Opinion | When Utility Money Talks


The monopoly gas and power companies are lucrative enterprises by their nature, and their rates are generally under direct government control. Using money to influence politicians and regulators is nothing new. But there is reason to be especially alert to it now, because these companies too often are standing in the way of the switch to clean energy that the country so desperately needs.

The Ohio case looks to be truly malodorous. Mr. Householder appears to have won his high office largely because the power company, FirstEnergy, and its affiliates were funding his political operation under the table, using a “nonprofit” shell corporation that he controlled. That allowed him to pump huge sums into the campaigns of allied candidates who, after winning their legislative seats, voted to give him the speakership. Then they voted in favor of his highest priority, the bailout bill.

Prosecutors claim that $400,000 of the power company’s money went directly into Mr. Householder’s pocket as he was doing the company’s bidding in the Ohio Statehouse. However, much of the money was used to pay for deceptive advertising to advance the bailout bill and to protect Mr. Householder and his allies from angry voters. Prosecutors contend that his operation also hired agents to interfere, sometimes physically, with a petition drive to repeal the bailout law.

Why was the power company seeking bailouts in the first place? Across the country, nuclear and coal plants are at risk of closure because they cannot compete with natural-gas plants and wind and solar farms. The coal shutdowns are good news for the climate; the nuclear shutdowns are more problematic, since these plants are among the nation’s largest sources of clean electricity.

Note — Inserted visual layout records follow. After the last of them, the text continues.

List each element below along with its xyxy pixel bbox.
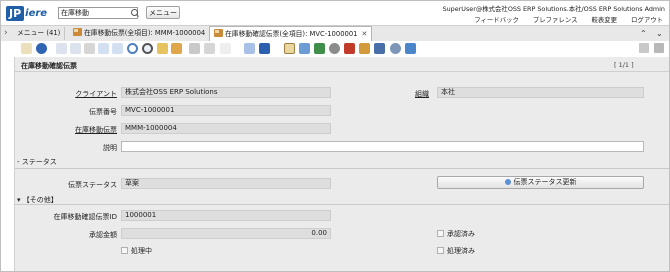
- tab-scroll-left-icon[interactable]: ›: [4, 28, 8, 39]
- divider: [15, 71, 669, 72]
- previous-record-icon[interactable]: [244, 43, 255, 54]
- processed-checkbox[interactable]: [437, 247, 444, 254]
- logout-link[interactable]: ログアウト: [631, 15, 663, 24]
- archive-icon[interactable]: [299, 43, 310, 54]
- approval-amount-field[interactable]: 0.00: [121, 228, 331, 239]
- approved-checkbox[interactable]: [437, 230, 444, 237]
- parent-record-icon[interactable]: [204, 43, 215, 54]
- client-label[interactable]: クライアント: [75, 89, 117, 99]
- chat-icon[interactable]: [171, 43, 182, 54]
- logo-prefix: JP: [6, 5, 25, 21]
- document-number-label: 伝票番号: [89, 108, 117, 116]
- confirm-id-field[interactable]: 1000001: [121, 210, 331, 221]
- divider: [15, 168, 669, 169]
- status-section-header[interactable]: - ステータス: [17, 157, 57, 167]
- processing-checkbox[interactable]: [121, 247, 128, 254]
- copy-record-icon[interactable]: [70, 43, 81, 54]
- window-tabbar: › メニュー (41) 在庫移動伝票(全項目): MMM-1000004✕ 在庫…: [1, 25, 669, 42]
- jpiere-logo[interactable]: JP iere: [6, 5, 47, 21]
- user-info[interactable]: SuperUser@株式会社OSS ERP Solutions.本社/OSS E…: [443, 4, 665, 13]
- next-record-icon[interactable]: [259, 43, 270, 54]
- collapse-triangle-icon: ▾: [17, 196, 21, 204]
- org-field[interactable]: 本社: [437, 87, 644, 98]
- active-workflows-icon[interactable]: [344, 43, 355, 54]
- header-links: フィードバック プレファレンス 較表変更 ログアウト: [474, 15, 663, 24]
- approval-amount-label: 承認金額: [89, 231, 117, 239]
- window-icon: [73, 28, 82, 36]
- product-info-icon[interactable]: [374, 43, 385, 54]
- header: JP iere メニュー SuperUser@株式会社OSS ERP Solut…: [1, 1, 669, 25]
- inventory-move-label[interactable]: 在庫移動伝票: [75, 125, 117, 135]
- close-icon[interactable]: ✕: [362, 30, 368, 38]
- client-field[interactable]: 株式会社OSS ERP Solutions: [121, 87, 331, 98]
- save-icon[interactable]: [98, 43, 109, 54]
- toggle-panel-icon[interactable]: [639, 43, 649, 53]
- process-icon[interactable]: [390, 43, 401, 54]
- document-number-field[interactable]: MVC-1000001: [121, 105, 331, 116]
- tab-menu[interactable]: メニュー (41): [13, 27, 66, 40]
- divider: [15, 204, 669, 205]
- inventory-move-field[interactable]: MMM-1000004: [121, 123, 331, 134]
- attachment-icon[interactable]: [157, 43, 168, 54]
- processing-label: 処理中: [131, 247, 152, 255]
- tab-move-confirm[interactable]: 在庫移動確認伝票(全項目): MVC-1000001 ✕: [209, 26, 373, 41]
- print-preview-icon[interactable]: [314, 43, 325, 54]
- tab-move-confirm-label: 在庫移動確認伝票(全項目): MVC-1000001: [225, 30, 358, 38]
- zoom-across-icon[interactable]: [329, 43, 340, 54]
- tab-menu-label: メニュー (41): [17, 29, 61, 37]
- feedback-link[interactable]: フィードバック: [474, 15, 519, 24]
- document-status-label: 伝票ステータス: [68, 181, 117, 189]
- ignore-icon[interactable]: [21, 43, 32, 54]
- preference-link[interactable]: プレファレンス: [533, 15, 578, 24]
- help-icon[interactable]: [36, 43, 47, 54]
- search-icon[interactable]: [131, 9, 138, 16]
- detail-record-icon[interactable]: [220, 43, 231, 54]
- approved-label: 承認済み: [447, 230, 475, 238]
- quick-form-icon[interactable]: [654, 43, 664, 53]
- description-label: 説明: [103, 144, 117, 152]
- process-icon: [504, 179, 511, 185]
- window-icon: [214, 29, 223, 37]
- refresh-icon[interactable]: [127, 43, 138, 54]
- new-record-icon[interactable]: [56, 43, 67, 54]
- tab-inventory-move-label: 在庫移動伝票(全項目): MMM-1000004: [84, 29, 206, 37]
- maximize-icon[interactable]: ⌃: [640, 28, 647, 39]
- save-new-icon[interactable]: [112, 43, 123, 54]
- toolbar: [1, 41, 669, 57]
- find-icon[interactable]: [142, 43, 153, 54]
- record-pager: [ 1/1 ]: [614, 61, 634, 69]
- description-field[interactable]: [121, 141, 644, 152]
- delete-icon[interactable]: [84, 43, 95, 54]
- org-label[interactable]: 組織: [415, 89, 429, 99]
- form-title: 在庫移動確認伝票: [21, 62, 77, 70]
- app-window: JP iere メニュー SuperUser@株式会社OSS ERP Solut…: [0, 0, 670, 272]
- customize-icon[interactable]: [405, 43, 416, 54]
- processed-label: 処理済み: [447, 247, 475, 255]
- document-status-update-label: 伝票ステータス更新: [513, 178, 577, 186]
- tab-list-icon[interactable]: ⌄: [656, 28, 663, 39]
- tab-inventory-move[interactable]: 在庫移動伝票(全項目): MMM-1000004✕: [69, 27, 221, 40]
- confirm-id-label: 在庫移動確認伝票ID: [53, 213, 117, 221]
- logo-rest: iere: [25, 7, 48, 19]
- menu-button[interactable]: メニュー: [146, 6, 180, 19]
- document-status-update-button[interactable]: 伝票ステータス更新: [437, 176, 644, 189]
- report-icon[interactable]: [284, 43, 295, 54]
- grid-toggle-icon[interactable]: [189, 43, 200, 54]
- document-status-field[interactable]: 草案: [121, 178, 331, 189]
- requests-icon[interactable]: [359, 43, 370, 54]
- change-role-link[interactable]: 較表変更: [591, 15, 617, 24]
- other-section-label: 【その他】: [22, 196, 58, 204]
- menu-search-input[interactable]: [58, 7, 138, 19]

Congress could stop the nuclear closures with a big climate bill, but Mitch McConnell, the Senate majority leader, is a big supporter of the coal industry and will let no such bill through that body. Until Congress acts, saving the nuclear plants with state subsidies may be a good idea. But states need to drive a hard bargain in these deals, paying only as much as the power companies really need and doing so only after carefully weighing alternatives for cleaning up the grid.

That is not what happened in Ohio. Instead the legislature passed a malign law that charged ratepayers $150 million a year to fund the bailouts, with no credible auditing of how much was really needed. While the law did throw a minor sop to the solar industry, it also gutted most of Ohio’s standards on energy efficiency and clean energy, which were weak to begin with.

It is now clear that as the Ohio deal went down, the F.B.I. was all over the statehouse. Mr. Householder’s associates were caught on tape deciding how to spend the gusher of dark money. Gov. Mike DeWine has called on the legislature to repeal this crooked bill. In a final act of disrespect for the people of Ohio, Mr. Householder refused to resign as speaker; House members were forced to vote him out, which they did on Thursday, 90 to 0.